There is no more difference between them than there is between the nature of a genus
or species and the nature of an individual. Suppose we attend to the idea we have
of some body, for example a stone, and leave out everything we know to be non-essential
to the nature of body: we will first of all exclude hardness, since if the stone
is melted or pulverized it will lose its hardness without thereby ceasing to be
a body; next we will exclude color, since we have often seen stones so transparent
as to lack color; next we will exclude heaviness, since although fire is extremely
light it is still thought of as being corporeal; and finally we will exclude cold
and heat and all other such qualities, either because they are not thought of as
being in the stone, or because if they change, the stone is not on that account
reckoned to have lost its bodily nature. After all this, we will see that nothing
remains in the idea of the stone except that it is something extended in length,
breadth and depth. Yet this is just what is comprised in the idea of a space - not
merely a space which is full of bodies, but even a space which is called 'empty'
(vacuum)." (Principles II,11)
Gloss. To understand this, you must not confuse the
insensibility of certain kinds of matter with an idea of empty space. E.g. to see
only blackness in a region of space (e.g. through a telescope) is not to see empty
space; it simply means that our eyes are not sufficiently sensitive to see whatever
corporeal being may be present in that region. Indeed, empty space is, by definition,
not an object of a possible sense perception: perception requires that there be
something capable of affecting our sense organs; since such affection is only
possible by means of corporeal causes acting on our (equally corporeal) organs of
sensation, it follows that empty space can have no causal interaction with our senses,
or, indeed, with any body whatsoever. Accordingly, the possibility of empty
space cannot be established empirically but only by rational (purely conceptual)

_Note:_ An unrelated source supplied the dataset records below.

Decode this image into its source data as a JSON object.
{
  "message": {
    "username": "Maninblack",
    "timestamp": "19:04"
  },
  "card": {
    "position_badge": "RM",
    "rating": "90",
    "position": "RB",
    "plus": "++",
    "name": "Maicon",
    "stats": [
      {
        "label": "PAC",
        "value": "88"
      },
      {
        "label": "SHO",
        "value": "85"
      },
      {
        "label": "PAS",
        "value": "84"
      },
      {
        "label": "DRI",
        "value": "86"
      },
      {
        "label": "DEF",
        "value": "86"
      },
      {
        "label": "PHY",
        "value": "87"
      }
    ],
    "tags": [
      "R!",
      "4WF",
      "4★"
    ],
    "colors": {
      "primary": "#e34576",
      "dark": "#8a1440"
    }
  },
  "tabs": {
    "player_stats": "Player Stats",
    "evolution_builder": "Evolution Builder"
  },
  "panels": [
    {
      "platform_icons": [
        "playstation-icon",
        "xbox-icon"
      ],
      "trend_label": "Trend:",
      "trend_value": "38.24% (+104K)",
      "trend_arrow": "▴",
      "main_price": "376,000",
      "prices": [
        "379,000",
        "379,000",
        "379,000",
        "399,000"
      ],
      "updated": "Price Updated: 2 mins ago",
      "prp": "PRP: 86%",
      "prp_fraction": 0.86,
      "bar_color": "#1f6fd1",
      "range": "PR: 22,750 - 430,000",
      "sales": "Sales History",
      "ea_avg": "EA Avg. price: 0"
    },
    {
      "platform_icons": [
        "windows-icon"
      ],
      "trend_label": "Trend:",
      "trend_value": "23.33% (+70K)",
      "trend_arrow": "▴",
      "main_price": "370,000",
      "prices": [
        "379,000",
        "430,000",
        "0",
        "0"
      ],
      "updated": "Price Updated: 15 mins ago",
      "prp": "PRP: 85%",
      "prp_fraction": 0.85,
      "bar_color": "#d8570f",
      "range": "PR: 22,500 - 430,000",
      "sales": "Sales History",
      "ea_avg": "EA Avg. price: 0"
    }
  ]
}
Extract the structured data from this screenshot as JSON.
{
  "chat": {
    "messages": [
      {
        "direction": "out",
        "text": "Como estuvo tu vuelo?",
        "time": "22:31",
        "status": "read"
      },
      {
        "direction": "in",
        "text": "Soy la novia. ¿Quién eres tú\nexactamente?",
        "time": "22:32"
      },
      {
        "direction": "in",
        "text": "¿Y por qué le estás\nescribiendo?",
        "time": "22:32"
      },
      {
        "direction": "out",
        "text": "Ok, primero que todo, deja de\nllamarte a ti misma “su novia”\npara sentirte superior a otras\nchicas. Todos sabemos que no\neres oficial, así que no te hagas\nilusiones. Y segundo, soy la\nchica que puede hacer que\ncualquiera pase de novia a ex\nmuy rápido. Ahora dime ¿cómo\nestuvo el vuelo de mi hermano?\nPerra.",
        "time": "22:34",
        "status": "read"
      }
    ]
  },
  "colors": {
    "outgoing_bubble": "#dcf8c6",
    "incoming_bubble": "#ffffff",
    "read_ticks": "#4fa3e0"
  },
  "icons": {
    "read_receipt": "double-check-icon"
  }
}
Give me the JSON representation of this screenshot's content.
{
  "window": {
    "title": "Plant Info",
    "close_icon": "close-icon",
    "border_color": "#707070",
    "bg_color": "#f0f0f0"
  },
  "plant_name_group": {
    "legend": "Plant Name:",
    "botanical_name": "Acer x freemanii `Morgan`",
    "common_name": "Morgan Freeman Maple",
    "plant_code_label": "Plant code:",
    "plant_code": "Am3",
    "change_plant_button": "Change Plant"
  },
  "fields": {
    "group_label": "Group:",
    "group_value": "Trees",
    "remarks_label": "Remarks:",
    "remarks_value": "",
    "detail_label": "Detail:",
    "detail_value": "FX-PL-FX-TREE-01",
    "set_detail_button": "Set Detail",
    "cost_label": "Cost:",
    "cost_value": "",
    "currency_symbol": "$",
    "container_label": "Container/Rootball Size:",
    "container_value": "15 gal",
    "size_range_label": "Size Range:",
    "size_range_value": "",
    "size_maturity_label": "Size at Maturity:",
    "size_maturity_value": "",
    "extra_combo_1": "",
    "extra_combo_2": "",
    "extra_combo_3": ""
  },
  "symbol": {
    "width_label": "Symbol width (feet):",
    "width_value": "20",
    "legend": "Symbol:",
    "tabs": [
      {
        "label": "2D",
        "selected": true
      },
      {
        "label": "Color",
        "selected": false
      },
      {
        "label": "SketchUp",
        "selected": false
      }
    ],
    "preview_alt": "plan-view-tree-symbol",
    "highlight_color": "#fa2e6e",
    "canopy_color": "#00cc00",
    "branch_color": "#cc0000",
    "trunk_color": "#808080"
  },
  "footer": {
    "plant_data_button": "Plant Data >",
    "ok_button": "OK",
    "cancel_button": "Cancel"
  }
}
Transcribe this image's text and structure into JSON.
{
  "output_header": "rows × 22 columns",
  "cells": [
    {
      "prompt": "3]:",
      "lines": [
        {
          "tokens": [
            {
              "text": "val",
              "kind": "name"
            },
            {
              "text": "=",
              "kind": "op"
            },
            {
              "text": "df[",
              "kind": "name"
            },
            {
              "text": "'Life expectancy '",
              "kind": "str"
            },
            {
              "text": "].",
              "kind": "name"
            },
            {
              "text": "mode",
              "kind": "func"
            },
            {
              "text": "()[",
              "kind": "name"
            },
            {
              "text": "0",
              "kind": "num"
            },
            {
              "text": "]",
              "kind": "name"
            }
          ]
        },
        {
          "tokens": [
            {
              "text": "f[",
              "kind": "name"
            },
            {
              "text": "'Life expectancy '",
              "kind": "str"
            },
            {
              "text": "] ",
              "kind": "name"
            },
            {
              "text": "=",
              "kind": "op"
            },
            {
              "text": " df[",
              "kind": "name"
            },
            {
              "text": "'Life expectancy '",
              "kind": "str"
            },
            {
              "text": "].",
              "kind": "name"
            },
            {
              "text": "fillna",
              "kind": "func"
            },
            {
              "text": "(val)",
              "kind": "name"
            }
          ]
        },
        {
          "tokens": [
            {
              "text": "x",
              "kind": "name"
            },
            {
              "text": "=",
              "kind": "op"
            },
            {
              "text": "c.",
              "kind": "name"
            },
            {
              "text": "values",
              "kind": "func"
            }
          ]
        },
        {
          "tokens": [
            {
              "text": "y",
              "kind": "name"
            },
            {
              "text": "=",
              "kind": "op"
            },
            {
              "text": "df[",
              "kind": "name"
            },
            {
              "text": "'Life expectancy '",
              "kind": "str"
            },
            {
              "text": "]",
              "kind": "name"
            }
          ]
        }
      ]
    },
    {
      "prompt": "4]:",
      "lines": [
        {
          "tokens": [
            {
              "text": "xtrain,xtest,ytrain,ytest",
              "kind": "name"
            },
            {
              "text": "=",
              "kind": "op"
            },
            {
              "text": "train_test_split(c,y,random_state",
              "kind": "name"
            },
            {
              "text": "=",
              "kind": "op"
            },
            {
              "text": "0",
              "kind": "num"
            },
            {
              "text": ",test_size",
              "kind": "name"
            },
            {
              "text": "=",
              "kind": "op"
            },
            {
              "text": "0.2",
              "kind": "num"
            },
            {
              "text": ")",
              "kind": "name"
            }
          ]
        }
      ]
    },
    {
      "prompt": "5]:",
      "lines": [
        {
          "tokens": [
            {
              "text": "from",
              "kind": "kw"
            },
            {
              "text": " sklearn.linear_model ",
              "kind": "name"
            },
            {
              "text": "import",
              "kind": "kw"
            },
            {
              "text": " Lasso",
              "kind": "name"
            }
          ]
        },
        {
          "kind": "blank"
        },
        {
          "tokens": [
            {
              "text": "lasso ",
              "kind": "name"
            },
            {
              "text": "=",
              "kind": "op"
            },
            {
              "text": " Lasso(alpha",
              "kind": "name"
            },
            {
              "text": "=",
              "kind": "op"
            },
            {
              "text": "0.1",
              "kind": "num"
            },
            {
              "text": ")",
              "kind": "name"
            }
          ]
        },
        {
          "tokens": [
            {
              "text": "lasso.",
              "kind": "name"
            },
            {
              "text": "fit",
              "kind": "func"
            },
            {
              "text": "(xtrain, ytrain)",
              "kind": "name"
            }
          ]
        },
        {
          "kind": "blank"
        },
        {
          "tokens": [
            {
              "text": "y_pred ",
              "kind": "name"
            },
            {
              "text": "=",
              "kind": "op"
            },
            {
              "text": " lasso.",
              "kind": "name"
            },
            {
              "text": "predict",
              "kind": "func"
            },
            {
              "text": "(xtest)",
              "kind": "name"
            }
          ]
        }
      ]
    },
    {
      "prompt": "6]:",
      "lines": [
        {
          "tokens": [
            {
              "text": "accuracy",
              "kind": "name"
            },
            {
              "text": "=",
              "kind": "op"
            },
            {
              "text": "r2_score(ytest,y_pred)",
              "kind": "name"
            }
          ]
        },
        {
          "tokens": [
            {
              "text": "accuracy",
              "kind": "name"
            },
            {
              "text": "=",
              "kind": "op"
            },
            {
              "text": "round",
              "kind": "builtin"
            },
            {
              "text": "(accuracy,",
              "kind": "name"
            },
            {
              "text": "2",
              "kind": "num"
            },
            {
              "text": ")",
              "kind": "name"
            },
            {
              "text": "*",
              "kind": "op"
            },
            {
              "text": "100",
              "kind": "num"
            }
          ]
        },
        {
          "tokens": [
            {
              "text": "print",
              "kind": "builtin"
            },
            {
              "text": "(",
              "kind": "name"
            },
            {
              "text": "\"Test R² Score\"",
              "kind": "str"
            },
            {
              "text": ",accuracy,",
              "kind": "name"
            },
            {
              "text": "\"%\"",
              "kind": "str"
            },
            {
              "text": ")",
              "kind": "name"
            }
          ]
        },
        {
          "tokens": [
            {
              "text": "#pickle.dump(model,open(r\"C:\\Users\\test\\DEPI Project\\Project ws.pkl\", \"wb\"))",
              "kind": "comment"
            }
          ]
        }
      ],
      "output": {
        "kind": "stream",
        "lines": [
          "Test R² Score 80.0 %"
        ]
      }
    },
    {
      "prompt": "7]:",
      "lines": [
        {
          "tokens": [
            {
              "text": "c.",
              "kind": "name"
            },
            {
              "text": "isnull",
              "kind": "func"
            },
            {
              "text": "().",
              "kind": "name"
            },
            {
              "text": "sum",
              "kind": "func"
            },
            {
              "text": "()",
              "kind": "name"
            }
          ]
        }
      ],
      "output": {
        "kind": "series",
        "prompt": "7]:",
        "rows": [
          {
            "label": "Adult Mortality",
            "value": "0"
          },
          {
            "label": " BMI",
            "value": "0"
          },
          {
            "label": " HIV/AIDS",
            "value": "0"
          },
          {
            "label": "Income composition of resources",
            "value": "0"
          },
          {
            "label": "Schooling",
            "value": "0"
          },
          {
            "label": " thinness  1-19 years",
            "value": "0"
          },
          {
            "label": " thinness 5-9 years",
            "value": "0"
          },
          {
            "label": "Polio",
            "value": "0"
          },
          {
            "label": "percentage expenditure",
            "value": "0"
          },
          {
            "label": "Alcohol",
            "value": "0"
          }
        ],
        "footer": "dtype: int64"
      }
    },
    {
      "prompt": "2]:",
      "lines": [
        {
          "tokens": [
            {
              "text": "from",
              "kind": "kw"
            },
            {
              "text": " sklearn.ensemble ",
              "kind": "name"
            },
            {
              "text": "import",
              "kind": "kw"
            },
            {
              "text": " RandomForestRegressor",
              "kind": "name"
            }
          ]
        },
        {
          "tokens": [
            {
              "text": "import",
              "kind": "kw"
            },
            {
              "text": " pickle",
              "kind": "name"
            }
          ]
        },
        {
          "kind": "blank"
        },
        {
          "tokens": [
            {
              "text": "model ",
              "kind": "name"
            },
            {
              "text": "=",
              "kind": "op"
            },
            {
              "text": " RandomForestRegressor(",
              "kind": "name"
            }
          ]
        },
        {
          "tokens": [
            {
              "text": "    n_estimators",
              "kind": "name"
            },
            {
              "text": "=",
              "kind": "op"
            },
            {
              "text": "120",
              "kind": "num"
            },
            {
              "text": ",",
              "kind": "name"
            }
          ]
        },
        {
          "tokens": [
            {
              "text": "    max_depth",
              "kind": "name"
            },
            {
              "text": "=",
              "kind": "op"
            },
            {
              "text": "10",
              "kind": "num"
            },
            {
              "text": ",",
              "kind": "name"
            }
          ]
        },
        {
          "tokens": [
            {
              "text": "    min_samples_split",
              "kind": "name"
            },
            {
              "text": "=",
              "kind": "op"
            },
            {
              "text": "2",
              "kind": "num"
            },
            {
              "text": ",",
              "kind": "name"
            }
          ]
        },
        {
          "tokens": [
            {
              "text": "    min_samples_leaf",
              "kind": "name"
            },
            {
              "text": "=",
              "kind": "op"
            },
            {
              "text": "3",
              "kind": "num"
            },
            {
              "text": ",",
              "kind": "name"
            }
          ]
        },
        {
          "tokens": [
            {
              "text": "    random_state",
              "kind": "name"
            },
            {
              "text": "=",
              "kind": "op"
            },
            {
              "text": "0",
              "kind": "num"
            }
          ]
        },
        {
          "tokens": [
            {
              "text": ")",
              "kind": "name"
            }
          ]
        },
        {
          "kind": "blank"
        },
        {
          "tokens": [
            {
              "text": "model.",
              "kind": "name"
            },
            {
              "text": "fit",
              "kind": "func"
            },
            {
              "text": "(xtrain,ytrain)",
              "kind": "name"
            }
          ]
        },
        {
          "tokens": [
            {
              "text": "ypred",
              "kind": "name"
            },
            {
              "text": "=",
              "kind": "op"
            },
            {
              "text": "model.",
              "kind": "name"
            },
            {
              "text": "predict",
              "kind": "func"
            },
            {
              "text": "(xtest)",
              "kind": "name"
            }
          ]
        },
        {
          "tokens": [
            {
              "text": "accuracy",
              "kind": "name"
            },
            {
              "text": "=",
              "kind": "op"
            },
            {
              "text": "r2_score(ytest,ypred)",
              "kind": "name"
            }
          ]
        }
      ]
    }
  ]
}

considerations alone, if at all. In the text cited above, Descartes makes the conceptual
point that it is impossible to abstract out everything essential to body without
also abstracting everything that is essential to space. The implication is that
there is no conception we can form to give the words "empty space'a meaning
(e.g. the very question itself as to whether a vacuum exists, or is
possible, is empty, devoid of meaning, nonsensical).
B. Descartes's
ontological proof for the existence of God (1) I find in me the idea of God,
a supremely perfect being. (2) I perceive in this idea that actual and eternal
existence belongs to the nature of God of necessity.
(3) Since actual,
eternal existence belongs to the idea of God of necessity, it is impossible for
me to think the nature of God without also thinking that actual existence pertains
to God. (4) Since a property I cannot remove from the nature of thing I also cannot
have originally added to it, actual existence belongs to the nature of God in precisely
the same way "I prove of any shape or number that some property belongs to
its nature." (5) I thus know that God actually exists with "at least the
same level of certainty as I have hitherto attributed to the truths of mathematics,
which concern only figures and numbers." That is, the assertion that God exists
can be known with certainty to satisfy the Fourth Meditation truth criterion. (6) Therefore, God exists.